Por más retórica que le gasten a través de discursos que son lugares comunes de inocultable marchitez, no hay como ocultar la desastrosa situación social de los colombianos. Los indicadores del Dane sobre pobreza, desempleo e informalidad laboral confirman el tejido negativo predominante en la vida de la mayoría de los habitantes de la nación. De ese mismo colapso hacen parte la violencia cotidiana, la corrupción, el despojo de tierra a los campesinos, el deficiente sistema de salud, el maltrato a los indígenas y a los afrodescendientes, la discriminación de clase con reconocimiento de privilegios a los de mayor poder económico y muchas otras carencias que le dan a este país la clasificación de estar entre los más desiguales en el conjunto mundial.
Por todo ese desgreño la democracia es otra ficción, así se predique que es una de las más funciónales.
Los avances que se han ganado en la construcción de la nación se han quedado por debajo de las necesidades no satisfechas, a las cuales se les pretende mitigar con un asistencialismo de corte caritativo. Por eso es un engaño poner en la cumbre de las realizaciones positivas de gobierno los dos períodos de Álvaro Uribe. Porque la pobreza, la violencia, la corrupción y la desigualdad se mantuvieron en un alto nivel.

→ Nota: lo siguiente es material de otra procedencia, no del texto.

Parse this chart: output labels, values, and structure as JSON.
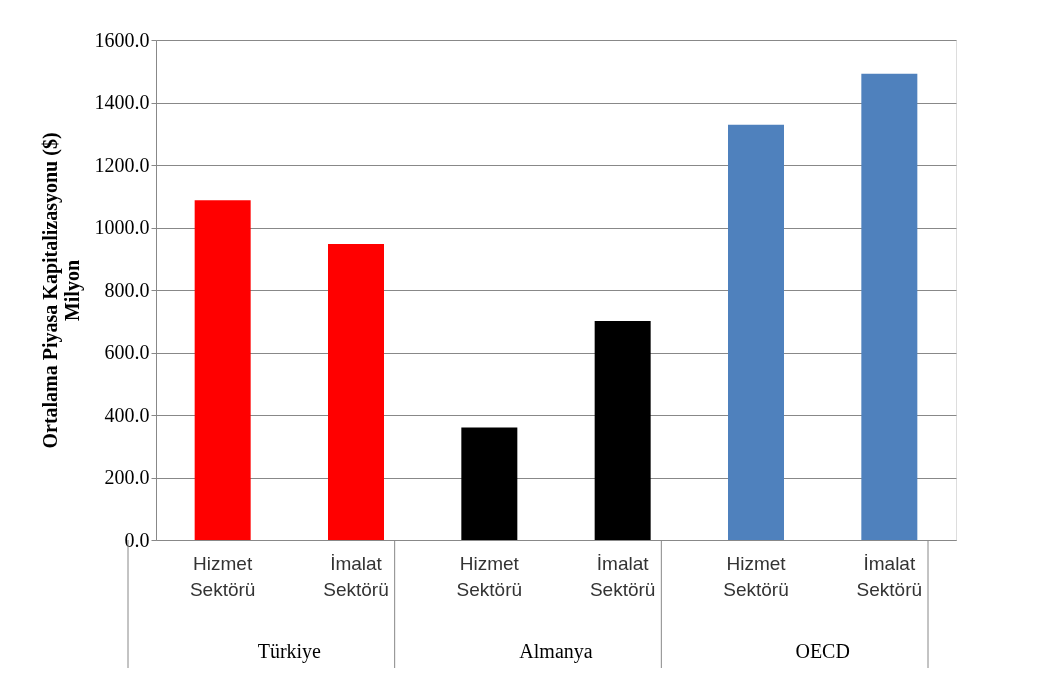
{
  "chart_data": {
    "type": "bar",
    "ylabel": [
      "Ortalama Piyasa Kapitalizasyonu ($)",
      "Milyon"
    ],
    "categories": [
      "Hizmet Sektörü",
      "İmalat Sektörü",
      "Hizmet Sektörü",
      "İmalat Sektörü",
      "Hizmet Sektörü",
      "İmalat Sektörü"
    ],
    "values": [
      1087,
      947,
      360,
      701,
      1329,
      1492
    ],
    "colors": [
      "#ff0000",
      "#ff0000",
      "#000000",
      "#000000",
      "#4f81bd",
      "#4f81bd"
    ],
    "annotations": [
      "Türkiye",
      "Almanya",
      "OECD"
    ],
    "ylim": [
      0,
      1600
    ],
    "yticks": [
      {
        "value": 0,
        "label": "0.0"
      },
      {
        "value": 200,
        "label": "200.0"
      },
      {
        "value": 400,
        "label": "400.0"
      },
      {
        "value": 600,
        "label": "600.0"
      },
      {
        "value": 800,
        "label": "800.0"
      },
      {
        "value": 1000,
        "label": "1000.0"
      },
      {
        "value": 1200,
        "label": "1200.0"
      },
      {
        "value": 1400,
        "label": "1400.0"
      },
      {
        "value": 1600,
        "label": "1600.0"
      }
    ],
    "grid": "y"
  }
}
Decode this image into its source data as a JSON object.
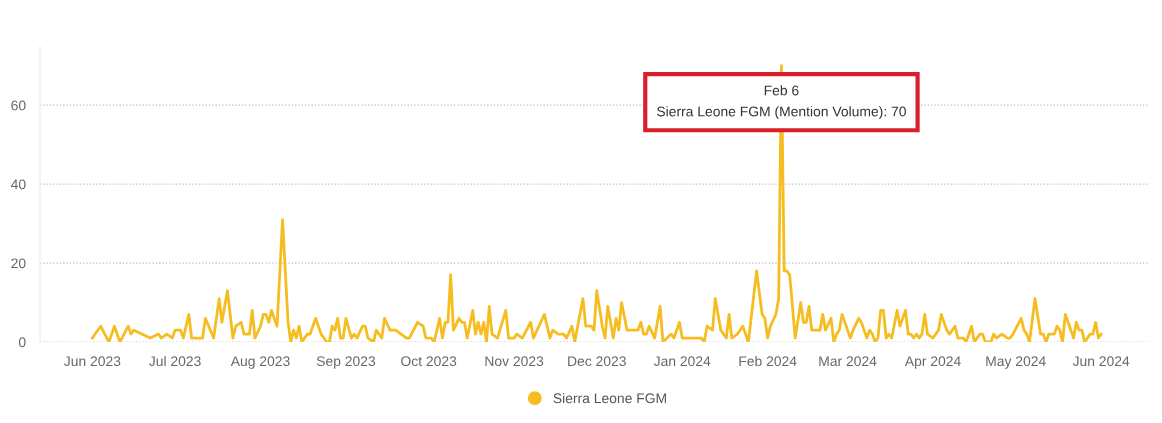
{
  "chart_data": {
    "type": "line",
    "x": [
      "2023-06-01",
      "2023-06-04",
      "2023-06-07",
      "2023-06-09",
      "2023-06-11",
      "2023-06-14",
      "2023-06-15",
      "2023-06-16",
      "2023-06-22",
      "2023-06-25",
      "2023-06-26",
      "2023-06-28",
      "2023-06-30",
      "2023-07-01",
      "2023-07-03",
      "2023-07-04",
      "2023-07-06",
      "2023-07-07",
      "2023-07-11",
      "2023-07-12",
      "2023-07-15",
      "2023-07-17",
      "2023-07-18",
      "2023-07-20",
      "2023-07-22",
      "2023-07-23",
      "2023-07-25",
      "2023-07-26",
      "2023-07-28",
      "2023-07-29",
      "2023-07-30",
      "2023-08-01",
      "2023-08-02",
      "2023-08-03",
      "2023-08-04",
      "2023-08-05",
      "2023-08-07",
      "2023-08-09",
      "2023-08-11",
      "2023-08-12",
      "2023-08-13",
      "2023-08-14",
      "2023-08-15",
      "2023-08-16",
      "2023-08-18",
      "2023-08-19",
      "2023-08-21",
      "2023-08-23",
      "2023-08-25",
      "2023-08-26",
      "2023-08-27",
      "2023-08-28",
      "2023-08-29",
      "2023-08-30",
      "2023-08-31",
      "2023-09-01",
      "2023-09-03",
      "2023-09-04",
      "2023-09-05",
      "2023-09-07",
      "2023-09-08",
      "2023-09-09",
      "2023-09-11",
      "2023-09-12",
      "2023-09-14",
      "2023-09-15",
      "2023-09-17",
      "2023-09-19",
      "2023-09-21",
      "2023-09-23",
      "2023-09-24",
      "2023-09-27",
      "2023-09-29",
      "2023-09-30",
      "2023-10-02",
      "2023-10-03",
      "2023-10-05",
      "2023-10-06",
      "2023-10-07",
      "2023-10-08",
      "2023-10-09",
      "2023-10-10",
      "2023-10-12",
      "2023-10-13",
      "2023-10-14",
      "2023-10-15",
      "2023-10-17",
      "2023-10-18",
      "2023-10-19",
      "2023-10-20",
      "2023-10-21",
      "2023-10-22",
      "2023-10-23",
      "2023-10-24",
      "2023-10-26",
      "2023-10-29",
      "2023-10-30",
      "2023-11-01",
      "2023-11-02",
      "2023-11-04",
      "2023-11-07",
      "2023-11-08",
      "2023-11-12",
      "2023-11-13",
      "2023-11-14",
      "2023-11-15",
      "2023-11-17",
      "2023-11-19",
      "2023-11-20",
      "2023-11-22",
      "2023-11-23",
      "2023-11-26",
      "2023-11-27",
      "2023-11-29",
      "2023-11-30",
      "2023-12-01",
      "2023-12-03",
      "2023-12-04",
      "2023-12-05",
      "2023-12-07",
      "2023-12-08",
      "2023-12-09",
      "2023-12-10",
      "2023-12-12",
      "2023-12-16",
      "2023-12-17",
      "2023-12-18",
      "2023-12-19",
      "2023-12-20",
      "2023-12-22",
      "2023-12-24",
      "2023-12-25",
      "2023-12-28",
      "2023-12-29",
      "2023-12-31",
      "2024-01-01",
      "2024-01-03",
      "2024-01-08",
      "2024-01-09",
      "2024-01-10",
      "2024-01-12",
      "2024-01-13",
      "2024-01-15",
      "2024-01-17",
      "2024-01-18",
      "2024-01-19",
      "2024-01-21",
      "2024-01-23",
      "2024-01-25",
      "2024-01-28",
      "2024-01-30",
      "2024-01-31",
      "2024-02-01",
      "2024-02-02",
      "2024-02-04",
      "2024-02-05",
      "2024-02-06",
      "2024-02-07",
      "2024-02-08",
      "2024-02-09",
      "2024-02-11",
      "2024-02-13",
      "2024-02-14",
      "2024-02-15",
      "2024-02-16",
      "2024-02-17",
      "2024-02-19",
      "2024-02-20",
      "2024-02-21",
      "2024-02-22",
      "2024-02-24",
      "2024-02-25",
      "2024-02-26",
      "2024-02-27",
      "2024-02-28",
      "2024-03-01",
      "2024-03-02",
      "2024-03-03",
      "2024-03-05",
      "2024-03-06",
      "2024-03-08",
      "2024-03-09",
      "2024-03-10",
      "2024-03-11",
      "2024-03-12",
      "2024-03-13",
      "2024-03-14",
      "2024-03-15",
      "2024-03-16",
      "2024-03-17",
      "2024-03-19",
      "2024-03-20",
      "2024-03-22",
      "2024-03-23",
      "2024-03-24",
      "2024-03-25",
      "2024-03-26",
      "2024-03-27",
      "2024-03-28",
      "2024-03-29",
      "2024-03-30",
      "2024-04-01",
      "2024-04-03",
      "2024-04-04",
      "2024-04-06",
      "2024-04-07",
      "2024-04-09",
      "2024-04-10",
      "2024-04-12",
      "2024-04-13",
      "2024-04-15",
      "2024-04-16",
      "2024-04-18",
      "2024-04-19",
      "2024-04-20",
      "2024-04-22",
      "2024-04-23",
      "2024-04-24",
      "2024-04-26",
      "2024-04-28",
      "2024-04-29",
      "2024-04-30",
      "2024-05-03",
      "2024-05-04",
      "2024-05-05",
      "2024-05-06",
      "2024-05-08",
      "2024-05-10",
      "2024-05-11",
      "2024-05-12",
      "2024-05-13",
      "2024-05-15",
      "2024-05-16",
      "2024-05-17",
      "2024-05-18",
      "2024-05-19",
      "2024-05-20",
      "2024-05-22",
      "2024-05-23",
      "2024-05-24",
      "2024-05-25",
      "2024-05-26",
      "2024-05-28",
      "2024-05-29",
      "2024-05-30",
      "2024-05-31",
      "2024-06-01"
    ],
    "series": [
      {
        "name": "Sierra Leone FGM",
        "color": "#f5bd1f",
        "values": [
          1,
          4,
          0,
          4,
          0,
          4,
          2,
          3,
          1,
          2,
          1,
          2,
          1,
          3,
          3,
          1,
          7,
          1,
          1,
          6,
          1,
          11,
          5,
          13,
          1,
          4,
          5,
          2,
          2,
          8,
          1,
          4,
          7,
          7,
          5,
          8,
          4,
          31,
          5,
          0,
          3,
          1,
          4,
          0,
          2,
          2,
          6,
          2,
          0,
          0,
          4,
          3,
          6,
          1,
          1,
          6,
          1,
          2,
          1,
          4,
          4,
          1,
          0,
          3,
          1,
          6,
          3,
          3,
          2,
          1,
          1,
          5,
          4,
          1,
          1,
          0,
          6,
          1,
          5,
          5,
          17,
          3,
          6,
          5,
          5,
          1,
          8,
          2,
          5,
          2,
          5,
          0,
          9,
          2,
          1,
          8,
          1,
          1,
          2,
          1,
          5,
          1,
          7,
          4,
          1,
          3,
          2,
          2,
          1,
          4,
          0,
          11,
          4,
          4,
          3,
          13,
          4,
          1,
          9,
          1,
          6,
          3,
          10,
          3,
          3,
          5,
          2,
          2,
          4,
          1,
          9,
          0,
          2,
          1,
          5,
          1,
          1,
          1,
          0,
          4,
          3,
          11,
          3,
          1,
          7,
          1,
          2,
          4,
          0,
          18,
          7,
          6,
          1,
          4,
          7,
          11,
          70,
          18,
          18,
          17,
          1,
          10,
          5,
          5,
          9,
          3,
          3,
          3,
          7,
          3,
          6,
          0,
          2,
          3,
          7,
          3,
          1,
          3,
          6,
          5,
          1,
          3,
          2,
          0,
          1,
          8,
          8,
          1,
          2,
          1,
          8,
          4,
          8,
          2,
          2,
          1,
          2,
          1,
          2,
          7,
          2,
          1,
          3,
          7,
          3,
          2,
          4,
          1,
          1,
          0,
          4,
          0,
          2,
          2,
          0,
          0,
          2,
          1,
          2,
          1,
          1,
          2,
          6,
          3,
          2,
          0,
          11,
          2,
          2,
          0,
          2,
          2,
          4,
          3,
          0,
          7,
          5,
          1,
          5,
          3,
          3,
          0,
          2,
          2,
          5,
          1,
          2
        ]
      }
    ],
    "xlim": [
      "2023-05-13",
      "2024-06-18"
    ],
    "xticks": [
      {
        "value": "2023-06-01",
        "label": "Jun 2023"
      },
      {
        "value": "2023-07-01",
        "label": "Jul 2023"
      },
      {
        "value": "2023-08-01",
        "label": "Aug 2023"
      },
      {
        "value": "2023-09-01",
        "label": "Sep 2023"
      },
      {
        "value": "2023-10-01",
        "label": "Oct 2023"
      },
      {
        "value": "2023-11-01",
        "label": "Nov 2023"
      },
      {
        "value": "2023-12-01",
        "label": "Dec 2023"
      },
      {
        "value": "2024-01-01",
        "label": "Jan 2024"
      },
      {
        "value": "2024-02-01",
        "label": "Feb 2024"
      },
      {
        "value": "2024-03-01",
        "label": "Mar 2024"
      },
      {
        "value": "2024-04-01",
        "label": "Apr 2024"
      },
      {
        "value": "2024-05-01",
        "label": "May 2024"
      },
      {
        "value": "2024-06-01",
        "label": "Jun 2024"
      }
    ],
    "ylim": [
      0,
      75
    ],
    "yticks": [
      0,
      20,
      40,
      60
    ],
    "grid": "y",
    "legend": "bottom",
    "annotations": [
      {
        "text": "Feb 6\nSierra Leone FGM (Mention Volume): 70",
        "x": "2024-02-06",
        "y": 70
      }
    ]
  }
}
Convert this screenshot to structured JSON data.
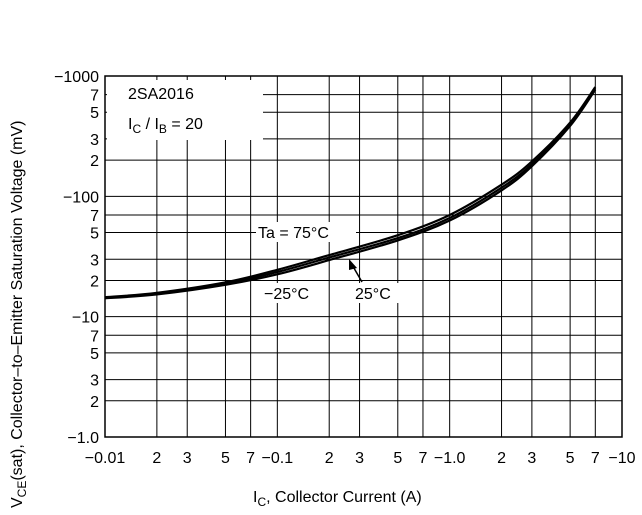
{
  "chart_data": {
    "type": "line",
    "xscale": "log",
    "yscale": "log",
    "xlim": [
      -0.01,
      -10
    ],
    "ylim": [
      -1.0,
      -1000
    ],
    "grid": true,
    "xlabel": {
      "main": "I",
      "sub": "C",
      "rest": ", Collector Current (A)"
    },
    "ylabel": {
      "main": "V",
      "sub": "CE",
      "rest": "(sat), Collector–to–Emitter Saturation Voltage (mV)"
    },
    "x_tick_labels": [
      {
        "v": -0.01,
        "t": "−0.01"
      },
      {
        "v": -0.02,
        "t": "2"
      },
      {
        "v": -0.03,
        "t": "3"
      },
      {
        "v": -0.05,
        "t": "5"
      },
      {
        "v": -0.07,
        "t": "7"
      },
      {
        "v": -0.1,
        "t": "−0.1"
      },
      {
        "v": -0.2,
        "t": "2"
      },
      {
        "v": -0.3,
        "t": "3"
      },
      {
        "v": -0.5,
        "t": "5"
      },
      {
        "v": -0.7,
        "t": "7"
      },
      {
        "v": -1.0,
        "t": "−1.0"
      },
      {
        "v": -2,
        "t": "2"
      },
      {
        "v": -3,
        "t": "3"
      },
      {
        "v": -5,
        "t": "5"
      },
      {
        "v": -7,
        "t": "7"
      },
      {
        "v": -10,
        "t": "−10"
      }
    ],
    "y_tick_labels": [
      {
        "v": -1.0,
        "t": "−1.0"
      },
      {
        "v": -2,
        "t": "2"
      },
      {
        "v": -3,
        "t": "3"
      },
      {
        "v": -5,
        "t": "5"
      },
      {
        "v": -7,
        "t": "7"
      },
      {
        "v": -10,
        "t": "−10"
      },
      {
        "v": -20,
        "t": "2"
      },
      {
        "v": -30,
        "t": "3"
      },
      {
        "v": -50,
        "t": "5"
      },
      {
        "v": -70,
        "t": "7"
      },
      {
        "v": -100,
        "t": "−100"
      },
      {
        "v": -200,
        "t": "2"
      },
      {
        "v": -300,
        "t": "3"
      },
      {
        "v": -500,
        "t": "5"
      },
      {
        "v": -700,
        "t": "7"
      },
      {
        "v": -1000,
        "t": "−1000"
      }
    ],
    "annotation": {
      "part": "2SA2016",
      "cond_main": "I",
      "cond_sub1": "C",
      "cond_mid": " / I",
      "cond_sub2": "B",
      "cond_rest": " = 20"
    },
    "series": [
      {
        "name": "Ta = 75°C",
        "x": [
          -0.01,
          -0.02,
          -0.05,
          -0.1,
          -0.2,
          -0.5,
          -1.0,
          -2,
          -3,
          -5,
          -7
        ],
        "y": [
          -14.5,
          -15.8,
          -19.3,
          -24.5,
          -32.5,
          -47.5,
          -70,
          -125,
          -195,
          -410,
          -810
        ]
      },
      {
        "name": "25°C",
        "x": [
          -0.01,
          -0.02,
          -0.05,
          -0.1,
          -0.2,
          -0.5,
          -1.0,
          -2,
          -3,
          -5,
          -7
        ],
        "y": [
          -14.3,
          -15.5,
          -18.8,
          -23.5,
          -31,
          -45,
          -66,
          -118,
          -185,
          -395,
          -790
        ]
      },
      {
        "name": "−25°C",
        "x": [
          -0.01,
          -0.02,
          -0.05,
          -0.1,
          -0.2,
          -0.5,
          -1.0,
          -2,
          -3,
          -5,
          -7
        ],
        "y": [
          -14.2,
          -15.3,
          -18.4,
          -22.5,
          -29.5,
          -43,
          -63,
          -112,
          -178,
          -385,
          -770
        ]
      }
    ],
    "series_labels": [
      "Ta = 75°C",
      "−25°C",
      "25°C"
    ]
  }
}
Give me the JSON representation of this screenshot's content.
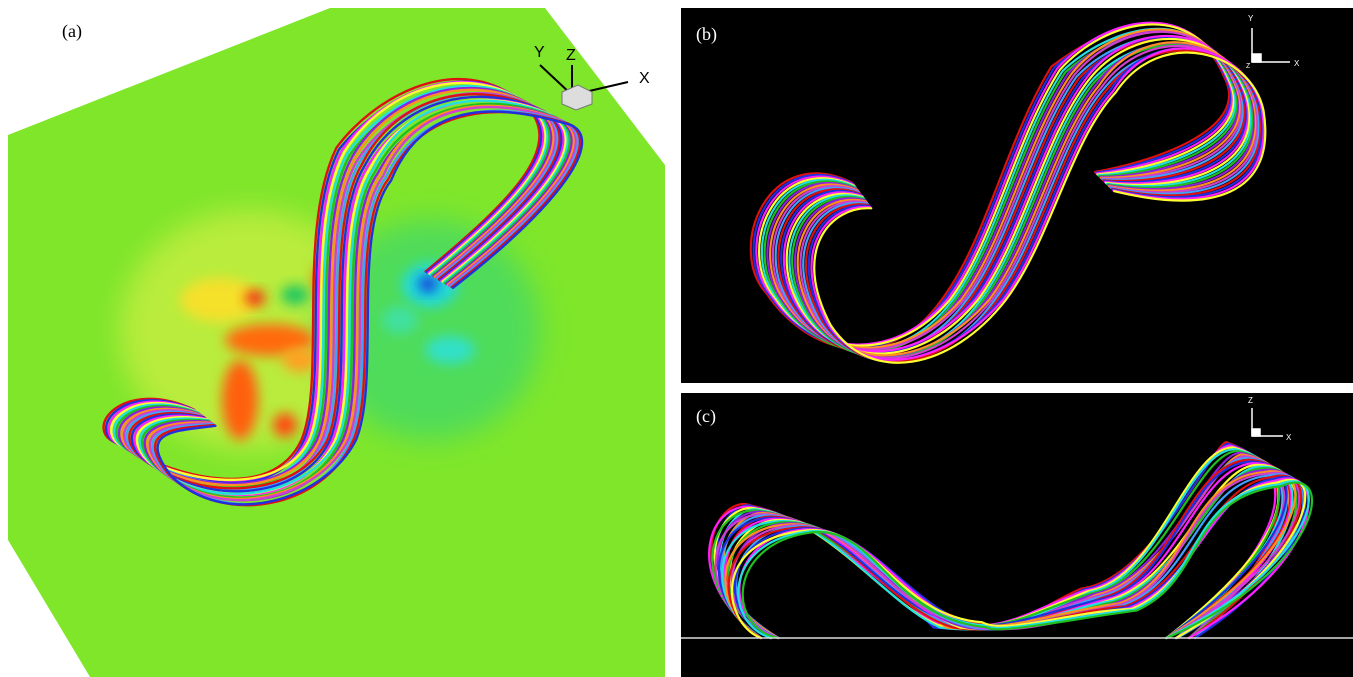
{
  "panels": [
    {
      "label": "(a)",
      "axes": [
        "Y",
        "Z",
        "X"
      ]
    },
    {
      "label": "(b)",
      "axes": [
        "Y",
        "X",
        "Z"
      ]
    },
    {
      "label": "(c)",
      "axes": [
        "Z",
        "X"
      ]
    }
  ]
}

El acuerdo de paz entre el gobierno de Juan Manuel Santos y las Farc fue un paso adelante. No solamente silenció armas con la desmovilización de más de 11.000 combatientes sino que abrió la posibilidad de un cambio con la construcción de una nación democrática. A esa posibilidad se le atravesó el uribismo con su dogma guerrerista.
Todos los problemas que se han acumulado son caldo de cultivo de la inconformidad, ahora expresada con el paro y las protestas de jóvenes hastiados de frustraciones y de tantas estrecheces. En vez de escuchar y facilitar acuerdos, el gobierno responde con militarización represiva.
Con mayúsculo desatino se ha interpretado la protesta social como asonada, mientras se les da amparo oficial a los francotiradores civiles que ponen como escudo a la Fuerza Pública para atacar a quienes marchan en apoyo al paro. Con el panfleto del castrochavismo se busca descalificar la opinión contraria del contendor. Pero las cosas no paran allí. Pensar distinto al credo oficial se convierte en delito. Es el delito de opinión para estigmatizar y procurar invalidar a quien se atreva a pensar de un modo progresista.
Hay que aclarar que reclamar sanción para los responsables de abusos contra quienes protestan no es favorecer el llamado vandalismo. A sus actores se les debe sancionar con aplicación de la justicia sin sesgo alguno.
Puntada
El gobierno se quedó corto en la reapertura de la frontera con Venezuela.